Georg Nigl
© Bernd Uhlig
Über den Künstler
Als Junge war Georg Nigl Solist bei den Wiener Sängerknaben und wurde später Schüler von Hilde Zadek. Heute ist er international bekannt als Spezialist für Alte Musik und ebenso als gefragter Interpret zeitgenössischer Musik. Er führt auch regelmäßig Werke des späten 18. und des 19. Jahrhunderts auf.
In der letzten Spielzeit war er in der Titelrolle von Wozzeck an der Bayerischen Staatsoper in München und der Staatsoper unter den Linden in Berlin zu sehen, wo er auch als „N“ in Rihms Dionysos auftrat. Er sang die Hauptrollen bei Hosokawas Hanjo bei der Ruhrtriennale und in Sasha Waltz’ Inszenierung von Pascal Dusapins Passion an der Opéra de Lille. Dusapin spielt auch in seiner aktuellen Spielzeit eine bedeutende Rolle, mit Passion am Théâtre Royal de La Monnaie in Brüssel sowie dem szenischen Rezital Oh Mensch! in Marseille, Metz, Rouen und Reims. Außerdem gibt er sein Hausdebüt am Teatro Real in Madrid in der Titelrolle von Il Prigioniero, singt Xenakis’ Kassandra beim Acht Brücke Festival in Köln und kehrt für Hanjo nach Berlin zurück.
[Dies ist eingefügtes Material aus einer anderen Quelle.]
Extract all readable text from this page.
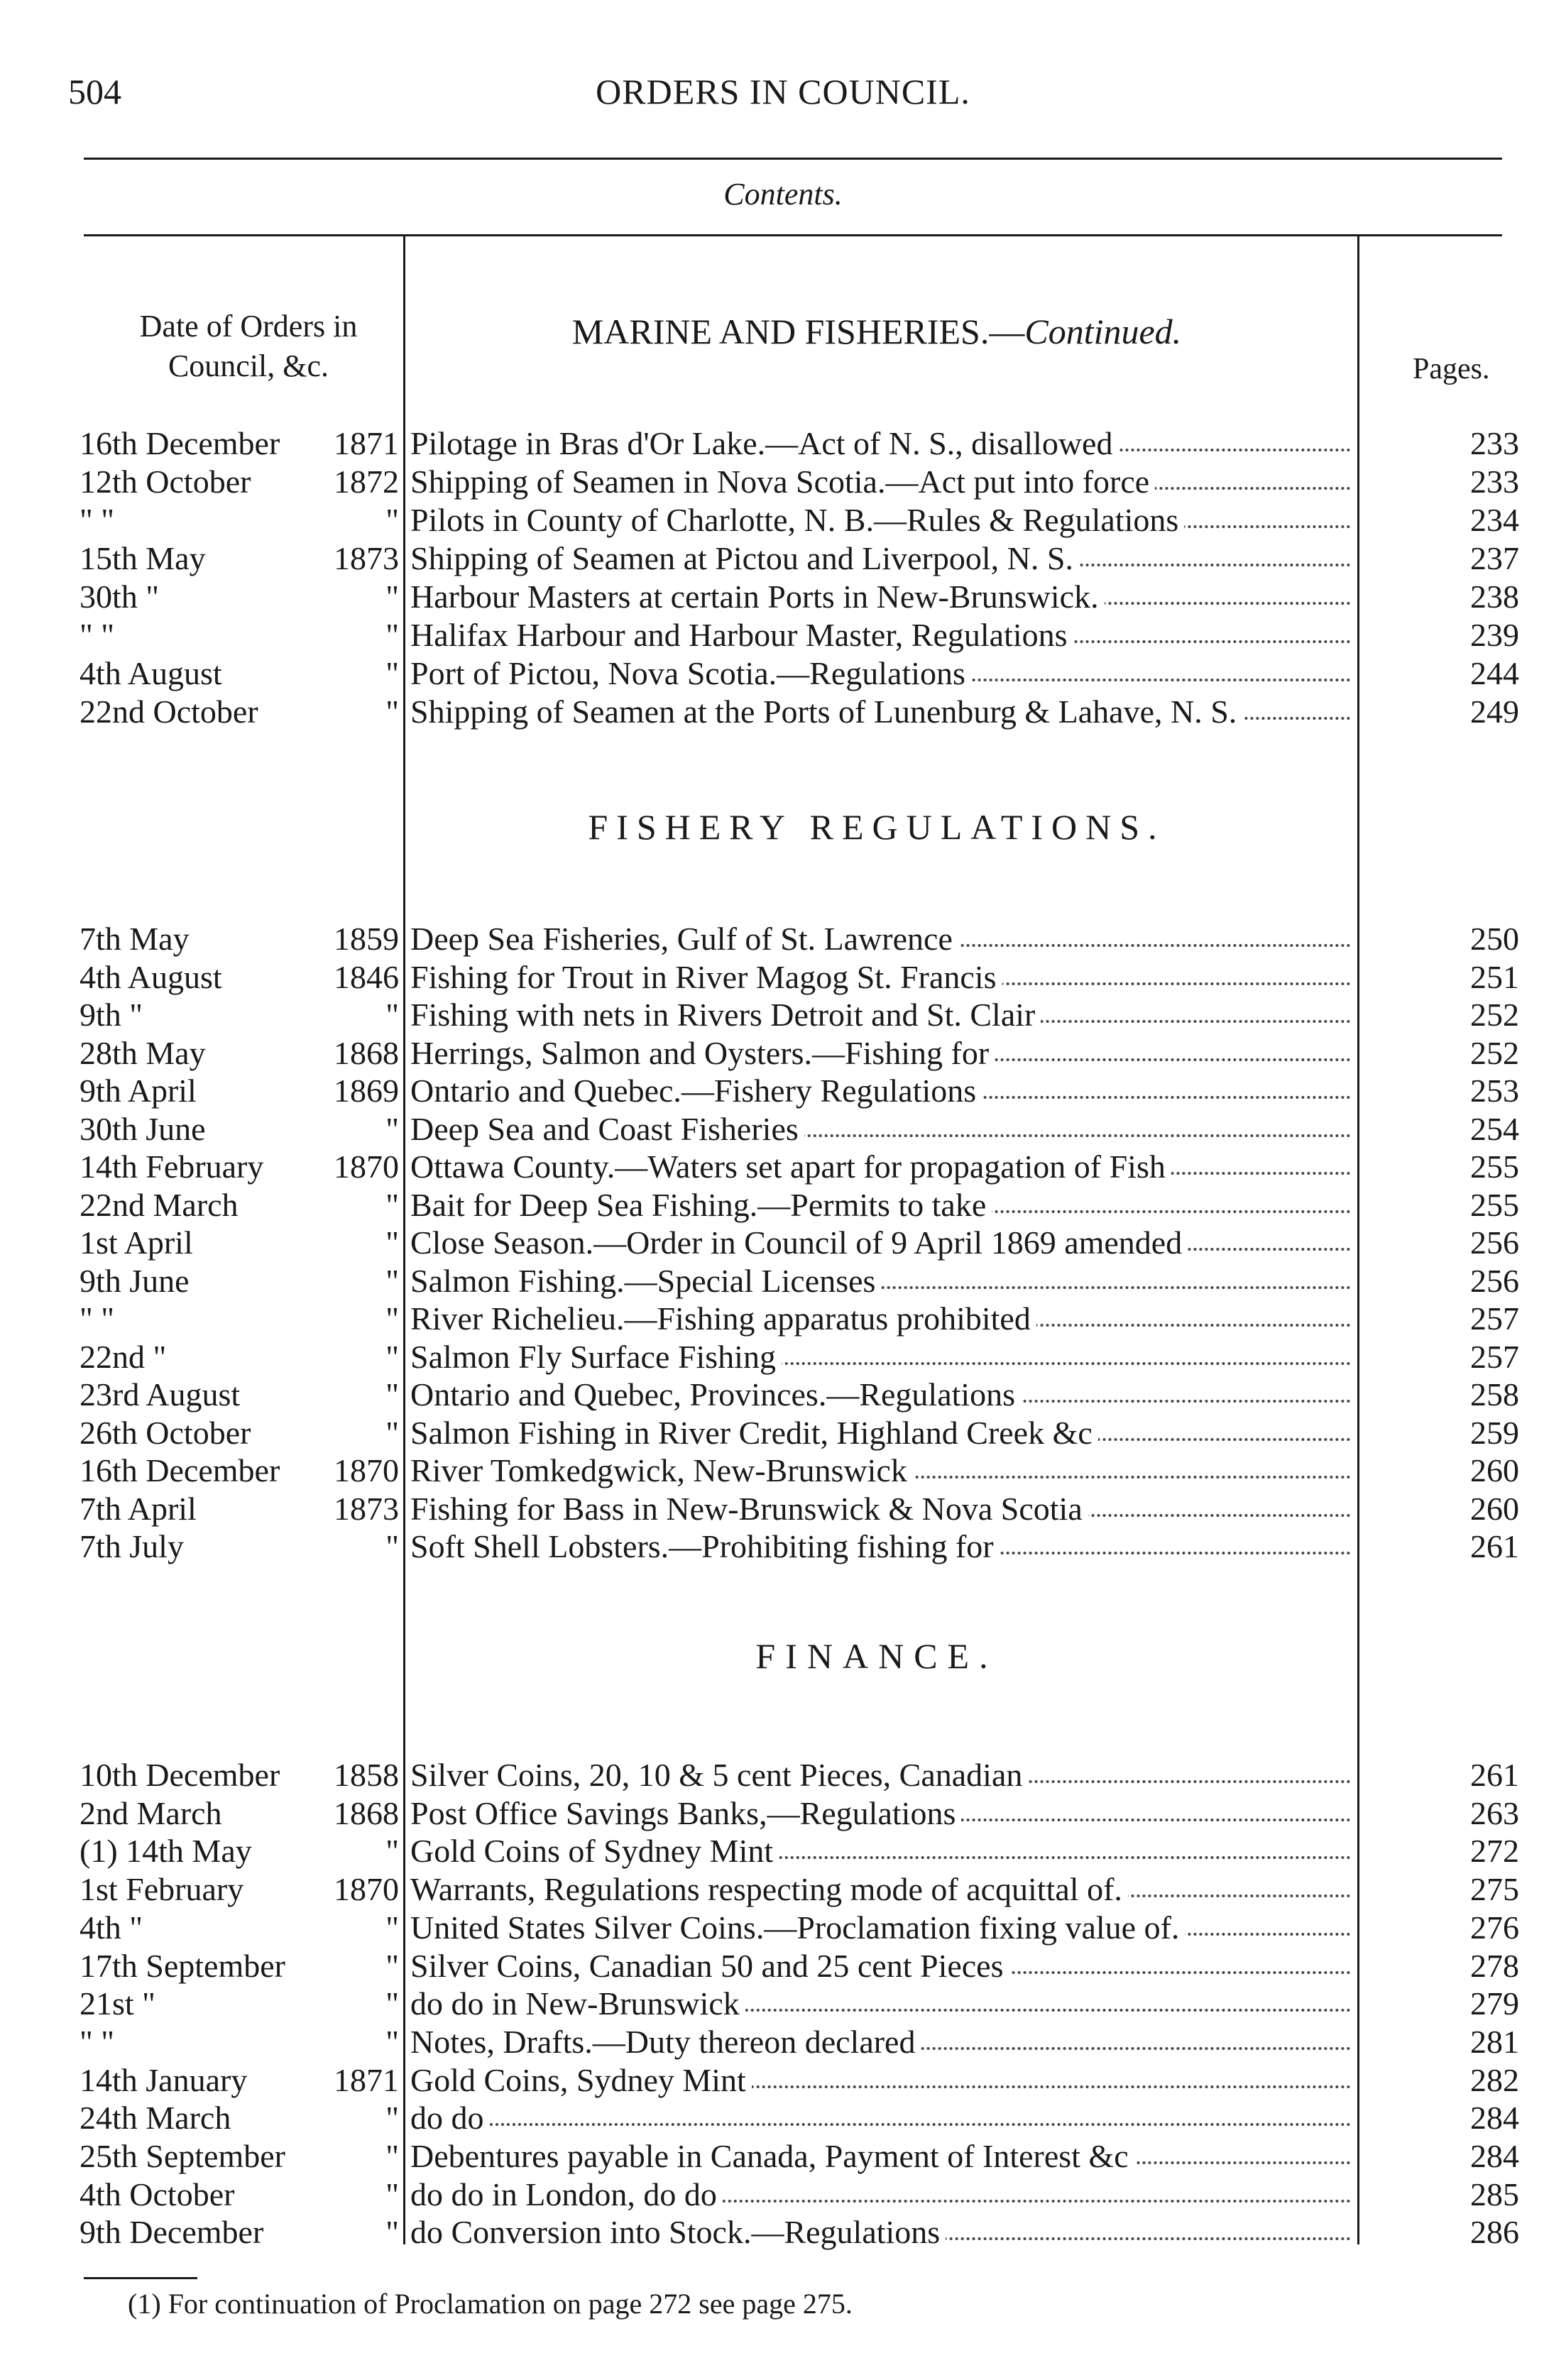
504	ORDERS IN COUNCIL.
Contents.
Date of Orders in
Council, &c.	Pages.
MARINE AND FISHERIES.—Continued.
16th December	1871 Pilotage in Bras d'Or Lake.—Act of N. S., disallowed	233
12th October	1872 Shipping of Seamen in Nova Scotia.—Act put into force	233
" "	" Pilots in County of Charlotte, N. B.—Rules & Regulations	234
15th May	1873 Shipping of Seamen at Pictou and Liverpool, N. S.	237
30th "	" Harbour Masters at certain Ports in New-Brunswick.	238
" "	" Halifax Harbour and Harbour Master, Regulations	239
4th August	" Port of Pictou, Nova Scotia.—Regulations	244
22nd October	" Shipping of Seamen at the Ports of Lunenburg & Lahave, N. S.	249
FISHERY REGULATIONS.
7th May	1859 Deep Sea Fisheries, Gulf of St. Lawrence	250
4th August	1846 Fishing for Trout in River Magog St. Francis	251
9th "	" Fishing with nets in Rivers Detroit and St. Clair	252
28th May	1868 Herrings, Salmon and Oysters.—Fishing for	252
9th April	1869 Ontario and Quebec.—Fishery Regulations	253
30th June	" Deep Sea and Coast Fisheries	254
14th February	1870 Ottawa County.—Waters set apart for propagation of Fish	255
22nd March	" Bait for Deep Sea Fishing.—Permits to take	255
1st April	" Close Season.—Order in Council of 9 April 1869 amended	256
9th June	" Salmon Fishing.—Special Licenses	256
" "	" River Richelieu.—Fishing apparatus prohibited	257
22nd "	" Salmon Fly Surface Fishing	257
23rd August	" Ontario and Quebec, Provinces.—Regulations	258
26th October	" Salmon Fishing in River Credit, Highland Creek &c	259
16th December	1870 River Tomkedgwick, New-Brunswick	260
7th April	1873 Fishing for Bass in New-Brunswick & Nova Scotia	260
7th July	" Soft Shell Lobsters.—Prohibiting fishing for	261
FINANCE.
10th December	1858 Silver Coins, 20, 10 & 5 cent Pieces, Canadian	261
2nd March	1868 Post Office Savings Banks,—Regulations	263
(1) 14th May	" Gold Coins of Sydney Mint	272
1st February	1870 Warrants, Regulations respecting mode of acquittal of.	275
4th "	" United States Silver Coins.—Proclamation fixing value of.	276
17th September	" Silver Coins, Canadian 50 and 25 cent Pieces	278
21st "	" do do in New-Brunswick	279
" "	" Notes, Drafts.—Duty thereon declared	281
14th January	1871 Gold Coins, Sydney Mint	282
24th March	" do do	284
25th September	" Debentures payable in Canada, Payment of Interest &c	284
4th October	" do do in London, do do	285
9th December	" do Conversion into Stock.—Regulations	286
(1) For continuation of Proclamation on page 272 see page 275.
Auf Konzert- und Rezitalbühnen tritt er im Wiener Konzerthaus mit Die schöne Müllerin, Carmina Burana und der Fortsetzung seines Bach-Kantaten-Zyklus mit dem NDR Sinfonieorchester Hamburg auf; sowie bei den Ludwigsburger Schlossfestspielen, im Théâtre des Bouffes du Nord und in der Wigmore Hall. Weitere jüngste Konzertauftritte umfassen Lieder eines fahrenden Gesellen auf Tournee mit Dmitri Jurowski und dem Orchester der De Vlaamse Oper sowie Rezitale mit Tzimon Barto (Kölner Philharmonie), Alexander Melnikov (Staatstheater Stuttgart) und Andreas Staier (in Zürich, Genf und St. Gallen).
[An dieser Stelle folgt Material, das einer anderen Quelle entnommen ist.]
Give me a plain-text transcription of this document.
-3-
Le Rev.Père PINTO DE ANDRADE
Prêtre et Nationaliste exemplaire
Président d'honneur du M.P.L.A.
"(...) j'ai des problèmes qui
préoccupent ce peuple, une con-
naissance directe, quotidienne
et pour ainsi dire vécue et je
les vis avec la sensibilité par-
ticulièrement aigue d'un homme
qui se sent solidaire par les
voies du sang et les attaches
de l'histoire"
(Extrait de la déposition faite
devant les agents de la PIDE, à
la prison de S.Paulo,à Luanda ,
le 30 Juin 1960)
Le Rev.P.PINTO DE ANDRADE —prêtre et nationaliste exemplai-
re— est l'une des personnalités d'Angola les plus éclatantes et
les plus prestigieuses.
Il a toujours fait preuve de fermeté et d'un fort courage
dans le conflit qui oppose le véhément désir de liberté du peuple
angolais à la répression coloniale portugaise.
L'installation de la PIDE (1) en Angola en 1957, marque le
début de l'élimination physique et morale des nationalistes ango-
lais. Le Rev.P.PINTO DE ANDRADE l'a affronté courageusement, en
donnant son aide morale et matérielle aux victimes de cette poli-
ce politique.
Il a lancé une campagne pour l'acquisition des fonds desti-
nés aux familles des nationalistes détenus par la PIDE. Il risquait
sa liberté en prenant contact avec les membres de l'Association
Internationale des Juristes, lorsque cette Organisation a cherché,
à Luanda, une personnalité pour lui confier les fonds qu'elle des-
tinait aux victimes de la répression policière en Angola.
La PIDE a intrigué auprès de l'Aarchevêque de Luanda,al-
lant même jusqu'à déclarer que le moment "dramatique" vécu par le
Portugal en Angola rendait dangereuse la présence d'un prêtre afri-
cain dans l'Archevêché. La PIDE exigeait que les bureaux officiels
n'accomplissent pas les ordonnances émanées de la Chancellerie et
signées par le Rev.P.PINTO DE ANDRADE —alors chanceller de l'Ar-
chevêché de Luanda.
Fragt man Georg Nigl nach seinen Lieblingsopernrollen, antwortet er ohne zu zögern: Monteverdis Orfeo (den er kürzlich an der Teatro alla Scala sang), Mozarts Papageno und Bergs Wozzeck, die alle echte menschliche Qualitäten zeigen, aber eine inhärente Dysfunktionalität besitzen. Nigls Fähigkeit, seine hoch expressive Persönlichkeit diesen und anderen Rollen zu verleihen, führte zu jüngsten Erfolgen an Europas führenden Opernhäusern und bei Festivals wie Aix-en-Provence und den Salzburger Festspielen. Nigls Interpretationen von Rollen in zeitgenössischen Opern wurden besonders gelobt, darunter Pascal Dusapins Faustus, The Last Night und Wolfgang Rihms Jakob Lenz.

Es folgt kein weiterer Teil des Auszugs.